In part it came about through Clark Tibbits, a Flint native who had worked at the C. S. Mott Foundation and spent most of his time in Asheville, North Carolina, overseeing this amazing downtown revitalization they had there. They looked at Saginaw Street and figured that part of the reason downtown had so many vacancies was because of the condition of the properties themselves, and that a facade program might be a way to restore some of their historic character and spur development.

A couple of years ago I sold the Economy Building and used the money to buy another one, the old beauty school, and I asked around to see if I could get some money to improve the facade. So when the foundation started the program, they thought of me and said, "We need someone to put this together. Are you interested?" We built the facade program from the ground up--put together a committee and developed all of the guidelines. Now we're accepting applications, voting on projects, spending some dollars.
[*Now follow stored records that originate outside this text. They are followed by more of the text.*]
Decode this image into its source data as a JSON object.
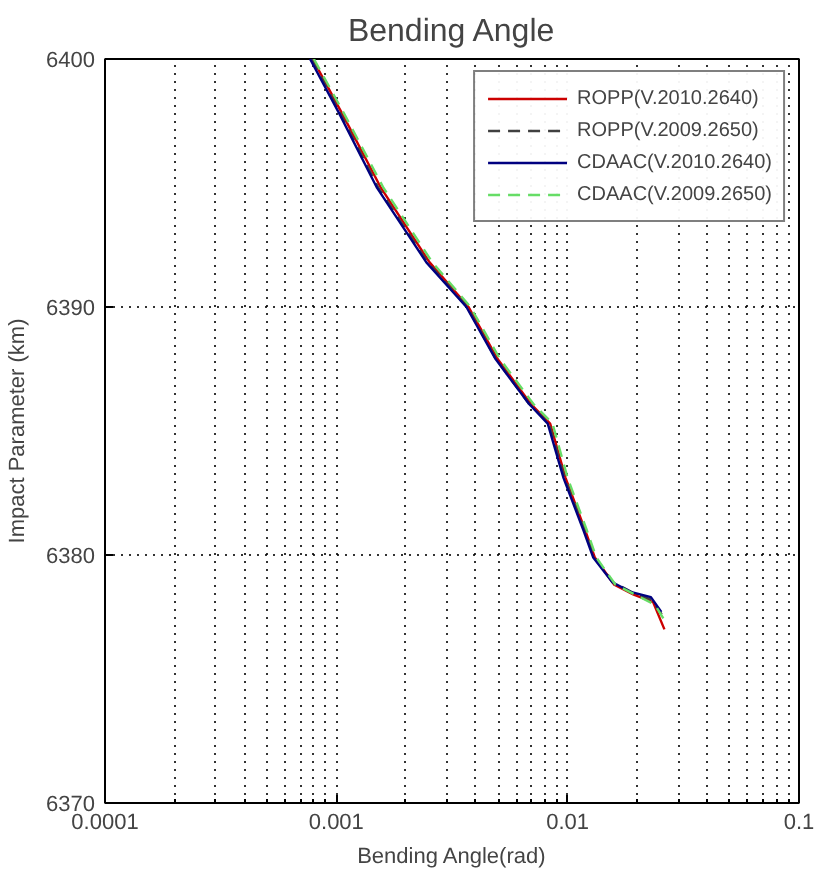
{
  "chart_data": {
    "type": "line",
    "title": "Bending Angle",
    "xlabel": "Bending Angle(rad)",
    "ylabel": "Impact Parameter (km)",
    "log": "x",
    "xlim": [
      0.0001,
      0.1
    ],
    "xticks": [
      0.0001,
      0.001,
      0.01,
      0.1
    ],
    "ylim": [
      6370,
      6400
    ],
    "yticks": [
      6370,
      6380,
      6390,
      6400
    ],
    "grid": true,
    "legend": "top right",
    "series": [
      {
        "name": "ROPP(V.2010.2640)",
        "color": "#cc0000",
        "line_style": "solid",
        "x": [
          0.00079,
          0.00106,
          0.00156,
          0.00253,
          0.00373,
          0.00498,
          0.00692,
          0.0084,
          0.0098,
          0.0119,
          0.0131,
          0.0159,
          0.0193,
          0.0234,
          0.0262
        ],
        "values": [
          6400,
          6397.8,
          6394.8,
          6391.8,
          6390,
          6387.9,
          6386.1,
          6385.3,
          6383.1,
          6381,
          6379.9,
          6378.8,
          6378.4,
          6378.1,
          6377.0
        ]
      },
      {
        "name": "ROPP(V.2009.2650)",
        "color": "#404040",
        "line_style": "dashed",
        "x": [
          0.00078,
          0.00104,
          0.00152,
          0.00248,
          0.00368,
          0.0049,
          0.0068,
          0.0083,
          0.0097,
          0.0118,
          0.013,
          0.0157,
          0.019,
          0.023,
          0.0255
        ],
        "values": [
          6400,
          6397.8,
          6394.8,
          6391.8,
          6390,
          6387.9,
          6386.1,
          6385.3,
          6383.1,
          6381,
          6379.9,
          6378.9,
          6378.5,
          6378.2,
          6377.6
        ]
      },
      {
        "name": "CDAAC(V.2010.2640)",
        "color": "#000080",
        "line_style": "solid",
        "x": [
          0.00077,
          0.00103,
          0.0015,
          0.00245,
          0.00365,
          0.00488,
          0.0068,
          0.0082,
          0.0096,
          0.0117,
          0.0129,
          0.0156,
          0.0189,
          0.0229,
          0.0254
        ],
        "values": [
          6400,
          6397.8,
          6394.8,
          6391.8,
          6390,
          6387.9,
          6386.1,
          6385.3,
          6383.1,
          6381,
          6379.9,
          6378.9,
          6378.5,
          6378.3,
          6377.7
        ]
      },
      {
        "name": "CDAAC(V.2009.2650)",
        "color": "#66dd66",
        "line_style": "dashed",
        "x": [
          0.0008,
          0.00108,
          0.0016,
          0.0026,
          0.0038,
          0.0051,
          0.0071,
          0.0086,
          0.01,
          0.0121,
          0.0133,
          0.0161,
          0.0196,
          0.0238,
          0.0265
        ],
        "values": [
          6400,
          6397.8,
          6394.8,
          6391.8,
          6390,
          6387.9,
          6386.1,
          6385.3,
          6383.1,
          6381,
          6379.9,
          6378.8,
          6378.4,
          6378.0,
          6377.3
        ]
      }
    ]
  }
}
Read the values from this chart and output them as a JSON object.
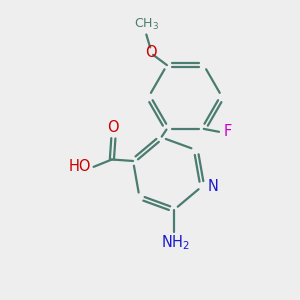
{
  "bg_color": "#eeeeee",
  "bond_color": "#4a7c6f",
  "bond_width": 1.6,
  "atom_colors": {
    "N": "#1a1acc",
    "O": "#cc0000",
    "F": "#cc00cc",
    "C": "#4a7c6f"
  },
  "font_size": 10.5,
  "font_size_sub": 9.0,
  "doffset": 0.055
}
And this summer we'll actually see scaffolding up, painters and masons at work, and new signs showing up.

Were you surprised when the city's establishment started seeing you, the former punk-rock promoter, as a legitimate voice in the redevelopment of downtown?
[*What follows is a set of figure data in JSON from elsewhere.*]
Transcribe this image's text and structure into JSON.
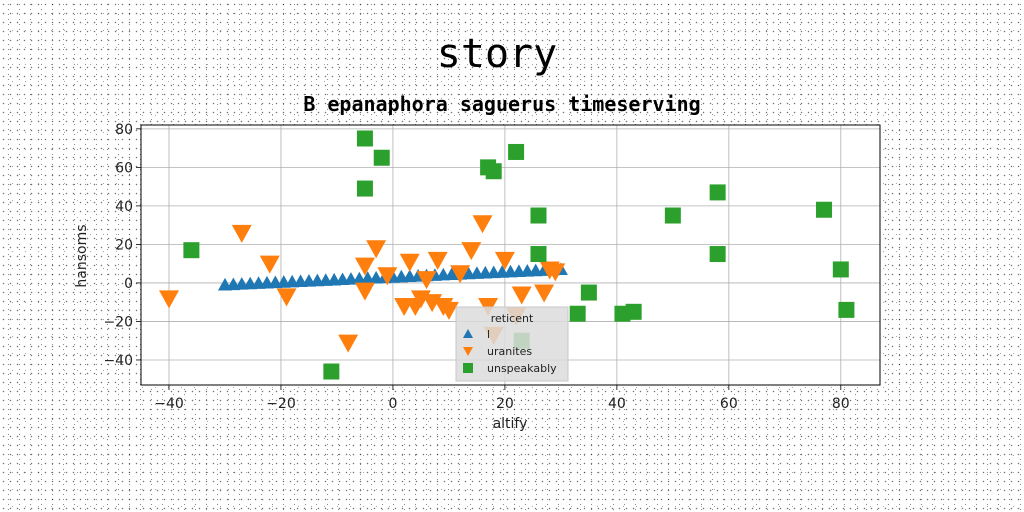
{
  "chart_data": {
    "type": "scatter",
    "title": "story",
    "subtitle": "B epanaphora saguerus timeserving",
    "xlabel": "altify",
    "ylabel": "hansoms",
    "xlim": [
      -45,
      87
    ],
    "ylim": [
      -53,
      82
    ],
    "xticks": [
      -40,
      -20,
      0,
      20,
      40,
      60,
      80
    ],
    "yticks": [
      -40,
      -20,
      0,
      20,
      40,
      60,
      80
    ],
    "grid": true,
    "legend": {
      "title": "reticent",
      "placement": "lower-center"
    },
    "series": [
      {
        "name": "l",
        "marker": "triangle-up",
        "color": "#1f77b4",
        "x": [
          -30,
          -28.5,
          -27,
          -25.5,
          -24,
          -22.5,
          -21,
          -19.5,
          -18,
          -16.5,
          -15,
          -13.5,
          -12,
          -10.5,
          -9,
          -7.5,
          -6,
          -4.5,
          -3,
          -1.5,
          0,
          1.5,
          3,
          4.5,
          6,
          7.5,
          9,
          10.5,
          12,
          13.5,
          15,
          16.5,
          18,
          19.5,
          21,
          22.5,
          24,
          25.5,
          27,
          28.5,
          30
        ],
        "y": [
          -1,
          -0.8,
          -0.6,
          -0.4,
          -0.2,
          0,
          0.2,
          0.4,
          0.6,
          0.8,
          1,
          1.2,
          1.4,
          1.6,
          1.8,
          2,
          2.2,
          2.4,
          2.6,
          2.8,
          3,
          3.2,
          3.4,
          3.6,
          3.8,
          4,
          4.2,
          4.4,
          4.6,
          4.8,
          5,
          5.2,
          5.4,
          5.6,
          5.8,
          6,
          6.2,
          6.4,
          6.6,
          6.8,
          7
        ]
      },
      {
        "name": "uranites",
        "marker": "triangle-down",
        "color": "#ff7f0e",
        "x": [
          -40,
          -27,
          -22,
          -19,
          -8,
          -5,
          -5,
          -3,
          -1,
          2,
          3,
          4,
          5,
          6,
          7,
          8,
          9,
          10,
          12,
          14,
          16,
          17,
          18,
          20,
          22,
          23,
          27,
          28,
          29
        ],
        "y": [
          -8,
          26,
          10,
          -7,
          -31,
          9,
          -4,
          18,
          4,
          -12,
          11,
          -12,
          -8,
          2,
          -10,
          12,
          -12,
          -14,
          5,
          17,
          31,
          -12,
          -27,
          12,
          -17,
          -6,
          -5,
          7,
          6
        ]
      },
      {
        "name": "unspeakably",
        "marker": "square",
        "color": "#2ca02c",
        "x": [
          -36,
          -11,
          -5,
          -5,
          -2,
          17,
          18,
          22,
          23,
          26,
          26,
          33,
          35,
          41,
          43,
          50,
          58,
          58,
          77,
          80,
          81
        ],
        "y": [
          17,
          -46,
          75,
          49,
          65,
          60,
          58,
          68,
          -30,
          35,
          15,
          -16,
          -5,
          -16,
          -15,
          35,
          15,
          47,
          38,
          7,
          -14
        ]
      }
    ]
  }
}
It seems so natural to me. I've always had a good relationship with city hall, the county, the police and fire departments, and to a lesser extent with the people involved in economic development in the town. I understand that it must be kind of strange that the guy who used to deliver their lunch on a skateboard and put on these punk-rock shows now occasionally shows up in a jacket and tie to talk about a million dollars' worth of grant money that's being focused on downtown Flint. Bill White, the president of the C. S. Mott Foundation, still calls me "the skateboard guy." But the values, mission, and goals that those shows held are really consistent with what I'm doing now.

How did you adapt the facade program to fit the particular needs of Flint?
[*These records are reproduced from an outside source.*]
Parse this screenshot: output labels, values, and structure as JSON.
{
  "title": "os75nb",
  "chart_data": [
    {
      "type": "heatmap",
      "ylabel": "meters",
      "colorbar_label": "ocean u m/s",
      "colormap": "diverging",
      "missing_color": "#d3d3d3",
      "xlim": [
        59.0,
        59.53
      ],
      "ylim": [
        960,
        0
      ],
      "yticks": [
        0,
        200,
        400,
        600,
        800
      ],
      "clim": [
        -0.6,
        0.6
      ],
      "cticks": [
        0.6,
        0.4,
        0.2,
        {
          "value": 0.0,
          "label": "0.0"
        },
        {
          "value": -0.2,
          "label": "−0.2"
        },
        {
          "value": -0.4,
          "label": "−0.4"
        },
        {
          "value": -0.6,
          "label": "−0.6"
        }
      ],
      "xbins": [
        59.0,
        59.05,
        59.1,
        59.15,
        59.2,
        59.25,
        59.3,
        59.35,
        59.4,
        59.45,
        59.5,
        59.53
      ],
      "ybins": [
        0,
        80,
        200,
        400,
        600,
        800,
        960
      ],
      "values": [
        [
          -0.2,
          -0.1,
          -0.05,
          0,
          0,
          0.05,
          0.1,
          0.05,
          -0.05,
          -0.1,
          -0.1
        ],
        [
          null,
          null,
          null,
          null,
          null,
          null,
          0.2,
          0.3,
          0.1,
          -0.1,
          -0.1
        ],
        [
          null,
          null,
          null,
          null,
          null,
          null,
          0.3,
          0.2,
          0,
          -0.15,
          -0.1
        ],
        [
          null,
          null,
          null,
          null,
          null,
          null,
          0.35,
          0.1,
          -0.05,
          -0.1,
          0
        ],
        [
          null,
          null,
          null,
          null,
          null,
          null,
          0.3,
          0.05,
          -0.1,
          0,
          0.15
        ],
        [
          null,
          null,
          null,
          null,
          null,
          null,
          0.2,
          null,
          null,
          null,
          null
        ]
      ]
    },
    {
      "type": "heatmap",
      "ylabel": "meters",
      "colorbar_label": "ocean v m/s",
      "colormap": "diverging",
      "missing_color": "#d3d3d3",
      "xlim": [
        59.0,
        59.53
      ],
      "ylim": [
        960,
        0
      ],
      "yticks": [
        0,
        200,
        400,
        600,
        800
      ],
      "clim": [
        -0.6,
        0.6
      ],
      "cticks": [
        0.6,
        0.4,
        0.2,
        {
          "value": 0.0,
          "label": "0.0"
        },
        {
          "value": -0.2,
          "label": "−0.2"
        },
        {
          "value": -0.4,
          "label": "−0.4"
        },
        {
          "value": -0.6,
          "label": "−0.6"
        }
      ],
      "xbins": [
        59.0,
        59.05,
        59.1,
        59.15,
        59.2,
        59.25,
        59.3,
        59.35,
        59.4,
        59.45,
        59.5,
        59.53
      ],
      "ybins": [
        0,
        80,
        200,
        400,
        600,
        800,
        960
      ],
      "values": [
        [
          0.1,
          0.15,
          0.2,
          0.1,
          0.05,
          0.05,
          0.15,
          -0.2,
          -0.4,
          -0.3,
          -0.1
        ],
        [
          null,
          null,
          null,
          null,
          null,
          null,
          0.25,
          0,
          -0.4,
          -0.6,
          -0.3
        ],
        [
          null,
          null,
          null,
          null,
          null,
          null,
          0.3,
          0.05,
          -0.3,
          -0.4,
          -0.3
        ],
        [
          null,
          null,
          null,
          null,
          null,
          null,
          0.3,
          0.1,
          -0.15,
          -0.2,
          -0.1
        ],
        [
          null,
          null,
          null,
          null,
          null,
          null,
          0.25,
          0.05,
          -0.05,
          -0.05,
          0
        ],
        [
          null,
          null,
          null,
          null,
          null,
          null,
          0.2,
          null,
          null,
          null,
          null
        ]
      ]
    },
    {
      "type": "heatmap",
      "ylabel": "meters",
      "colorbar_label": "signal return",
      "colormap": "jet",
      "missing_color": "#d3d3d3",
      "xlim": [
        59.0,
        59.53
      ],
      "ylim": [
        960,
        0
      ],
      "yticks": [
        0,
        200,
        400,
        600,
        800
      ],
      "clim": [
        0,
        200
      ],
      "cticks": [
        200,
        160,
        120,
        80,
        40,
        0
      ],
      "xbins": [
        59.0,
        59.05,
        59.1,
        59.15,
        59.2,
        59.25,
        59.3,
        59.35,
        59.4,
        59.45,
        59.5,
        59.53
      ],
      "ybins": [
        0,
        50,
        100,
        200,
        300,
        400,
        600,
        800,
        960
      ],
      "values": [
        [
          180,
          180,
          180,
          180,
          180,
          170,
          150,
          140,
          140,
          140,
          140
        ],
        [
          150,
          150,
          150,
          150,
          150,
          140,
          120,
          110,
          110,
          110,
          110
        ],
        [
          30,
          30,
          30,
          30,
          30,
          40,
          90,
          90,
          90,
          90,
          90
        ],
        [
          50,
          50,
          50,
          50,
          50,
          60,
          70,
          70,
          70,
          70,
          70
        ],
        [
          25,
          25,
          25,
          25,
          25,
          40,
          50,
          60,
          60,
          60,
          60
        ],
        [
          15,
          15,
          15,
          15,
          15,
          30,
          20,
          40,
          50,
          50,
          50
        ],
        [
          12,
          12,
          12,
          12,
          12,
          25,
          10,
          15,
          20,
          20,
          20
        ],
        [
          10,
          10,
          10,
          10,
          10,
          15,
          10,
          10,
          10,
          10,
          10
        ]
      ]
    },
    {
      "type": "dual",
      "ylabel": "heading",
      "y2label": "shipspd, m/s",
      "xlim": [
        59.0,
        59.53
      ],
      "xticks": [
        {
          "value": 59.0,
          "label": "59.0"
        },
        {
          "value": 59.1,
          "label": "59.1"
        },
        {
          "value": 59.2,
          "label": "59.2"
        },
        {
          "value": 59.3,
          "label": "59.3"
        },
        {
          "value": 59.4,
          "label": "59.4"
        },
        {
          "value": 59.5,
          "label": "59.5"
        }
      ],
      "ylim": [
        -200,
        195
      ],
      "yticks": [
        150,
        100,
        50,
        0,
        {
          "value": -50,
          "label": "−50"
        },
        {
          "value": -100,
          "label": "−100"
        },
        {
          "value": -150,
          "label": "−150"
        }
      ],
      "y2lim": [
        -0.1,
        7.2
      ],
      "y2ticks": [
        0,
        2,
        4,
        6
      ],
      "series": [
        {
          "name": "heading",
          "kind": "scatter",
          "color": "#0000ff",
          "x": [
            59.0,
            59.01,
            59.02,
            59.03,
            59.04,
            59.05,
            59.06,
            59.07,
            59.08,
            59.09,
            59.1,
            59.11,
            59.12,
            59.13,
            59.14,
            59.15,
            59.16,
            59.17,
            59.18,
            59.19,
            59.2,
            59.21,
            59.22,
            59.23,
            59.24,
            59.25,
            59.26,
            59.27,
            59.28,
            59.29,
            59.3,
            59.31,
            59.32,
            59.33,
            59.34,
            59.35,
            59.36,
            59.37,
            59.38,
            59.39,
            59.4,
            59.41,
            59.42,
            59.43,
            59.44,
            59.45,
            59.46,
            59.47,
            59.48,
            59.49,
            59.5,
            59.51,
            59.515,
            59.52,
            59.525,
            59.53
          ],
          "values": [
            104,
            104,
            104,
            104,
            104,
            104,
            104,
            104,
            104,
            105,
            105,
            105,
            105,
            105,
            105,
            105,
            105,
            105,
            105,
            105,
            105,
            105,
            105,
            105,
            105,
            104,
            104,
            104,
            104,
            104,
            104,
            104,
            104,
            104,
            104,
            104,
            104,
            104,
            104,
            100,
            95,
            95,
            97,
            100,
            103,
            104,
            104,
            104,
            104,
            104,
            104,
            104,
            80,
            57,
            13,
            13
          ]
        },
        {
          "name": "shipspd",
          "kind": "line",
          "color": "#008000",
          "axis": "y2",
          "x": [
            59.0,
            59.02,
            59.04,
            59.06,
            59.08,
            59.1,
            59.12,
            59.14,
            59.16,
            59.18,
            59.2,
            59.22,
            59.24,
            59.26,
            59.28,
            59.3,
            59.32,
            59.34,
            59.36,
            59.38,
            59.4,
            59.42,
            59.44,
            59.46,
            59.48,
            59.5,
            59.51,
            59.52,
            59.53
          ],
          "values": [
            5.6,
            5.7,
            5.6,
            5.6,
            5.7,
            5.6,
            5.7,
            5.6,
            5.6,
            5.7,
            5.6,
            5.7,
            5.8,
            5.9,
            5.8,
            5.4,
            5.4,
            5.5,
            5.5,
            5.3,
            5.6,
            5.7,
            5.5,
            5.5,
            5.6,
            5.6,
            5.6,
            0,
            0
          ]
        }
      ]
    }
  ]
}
There was some concern from building owners at first over the involvement of the Genessee County Historical Society, that this committee was going to be twelve rabid preservationists who had no sense of what business owners needed and would put all of these tight strictures on the kinds of signs, colors, and materials and make it prohibitively expensive to participate. From the Secretary of Interior's Standards, which is a document two inches thick, the committee came up with an eight-page document of guidelines. The program trusts building owners to know what's best for them and trusts the committee members themselves to make good decisions about what's appropriate. That was something that I was really gratified by.

We've already tried these top-down solutions, these multimillion dollar projects--the Ronald Reagan trickle-down theory--and all of those have proven to be failures or even outright frauds. This puts the future of Flint directly in the hands of the people who work, live, and own businesses here. That's where I want it. I don't want to have to look to city hall for direction. I don't want to have someone tell me what to do. I want the tools to be able to do it myself.